De toute évidence, le garçon n’avait pas une haute opinion des seigneurs-démons. Il semblerait que l’évocation de leur nom ait été une erreur.
« Je pense que je vais réduire ta punition de l’exécution à devenir une pièce d’art pour ce château, » continua le garçon. « Tu as de la chance. Ta tête décapitée sera le concierge de la porte à partir de maintenant. Ah, je suppose que cela signifie que tu n’auras plus besoin de ton corps. Pourquoi ne pas lui dire au revoir pendant que tu en as l’occasion ? Regarde avec moi. C’est un moment qu’il faut commémorer. »
Le garçon déplaça prudemment la tête de l’homme pour qu’il puisse l’observer tandis qu’il levait une main vers son corps, s’apprêtant manifestement à lancer un sort — un sort de destruction, si l’on en croit les paroles du garçon.
Dans n’importe quelle autre circonstance, le corps de l’homme serait capable de se régénérer — mais il ne serait pas exclu que ce garçon possède une méthode de destruction véritable. Et d’après son comportement, il était tout à fait sérieux.
« A-Arrêtez — »
« Non, je ne pense pas que je le ferai. Voilà, je m’en vais… au revoir. »
La lumière avait jailli de la main du garçon, et tout ce que l’homme pouvait faire, c’était regarder. C’était fini pour lui. Il avait été condamné à une éternité à observer le paysage à l’extérieur du château depuis une position près de la porte.
Cependant, lorsque la lumière s’estompa, le corps de l’homme était toujours là — ainsi que quelqu’un d’autre qui se tenait devant lui. Quelqu’un dont les épaules étaient déchirées par l’effort de lancer un sort de bouclier d’une puissance effrayante.

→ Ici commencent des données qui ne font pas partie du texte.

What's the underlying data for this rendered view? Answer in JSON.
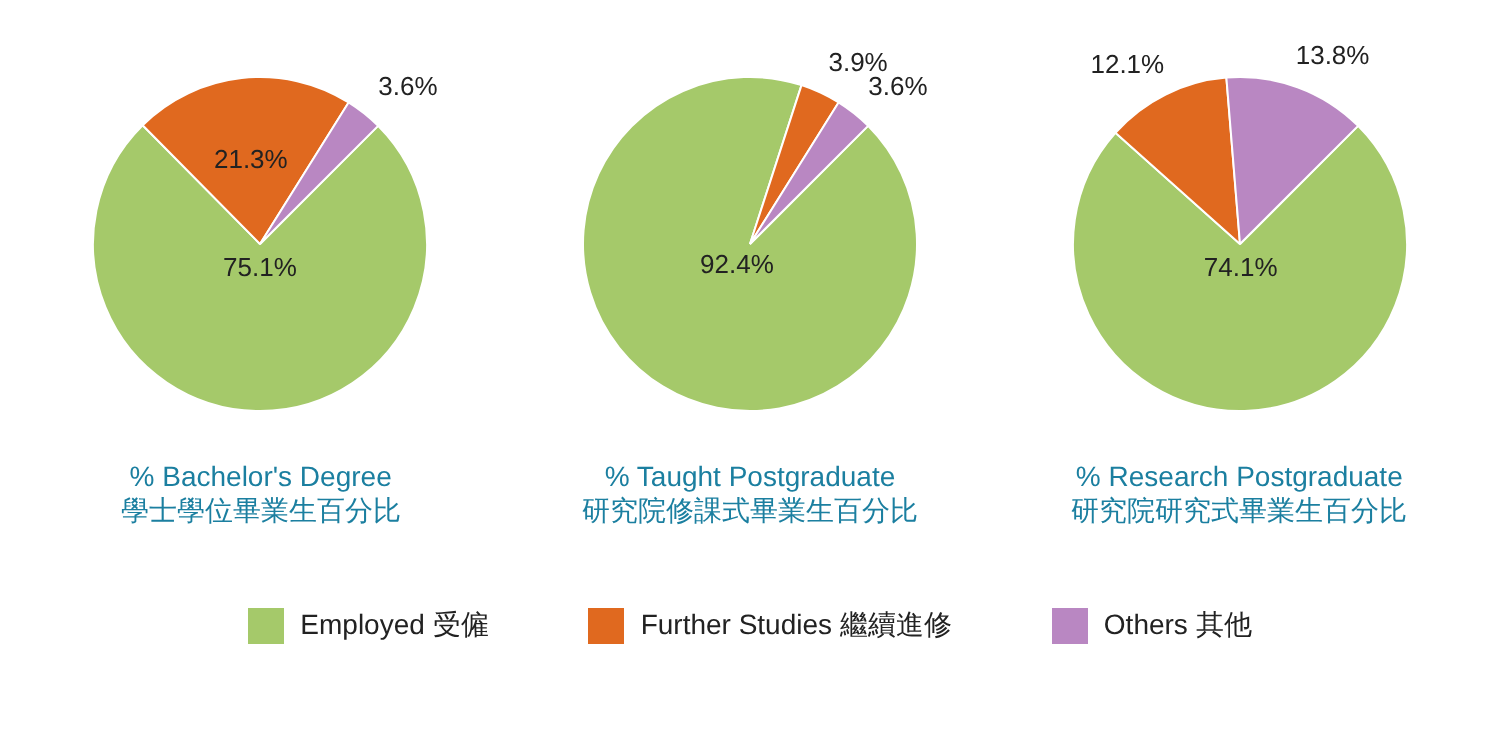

Cependant, le sort s’était rapidement effondré et le lanceur de sorts — un jeune homme aux traits magnifiques — s’était agenouillé. Son front était couvert de sueur, mais cela n’entachait en rien son charme.
« Eh bien, si ce n’est pas Yanshuf. Tu es venu te sacrifier pour ton précieux “enfant”, n’est-ce pas ? »
En effet, le jeune homme était Yanshuf Fahalah, » parent » de l’homme et « enfant » du garçon.
« Avec toute la déférence et le respect que je vous dois, mon seigneur, je vous supplie de reconsidérer la punition de Tavas », dit Yanshuf. « C’est un serviteur loyal. »
« Comme c’est étrange. Un serviteur “loyal” n’aurait-il pas obéi à mes instructions ? »
« C’est… dû à mon manque de supervision. S’il vous plaît… »
« Alors vas-tu mourir à sa place ? » Le garçon leva la main en direction de Yanshuf.
Yanshuf inclina la tête. « Par votre volonté », répondit-il. « Ce corps qui est le mien est à vous pour en faire ce que vous voulez, jusqu’à la dernière goutte de sang. » Il n’y avait pas la moindre note de réticence dans sa voix.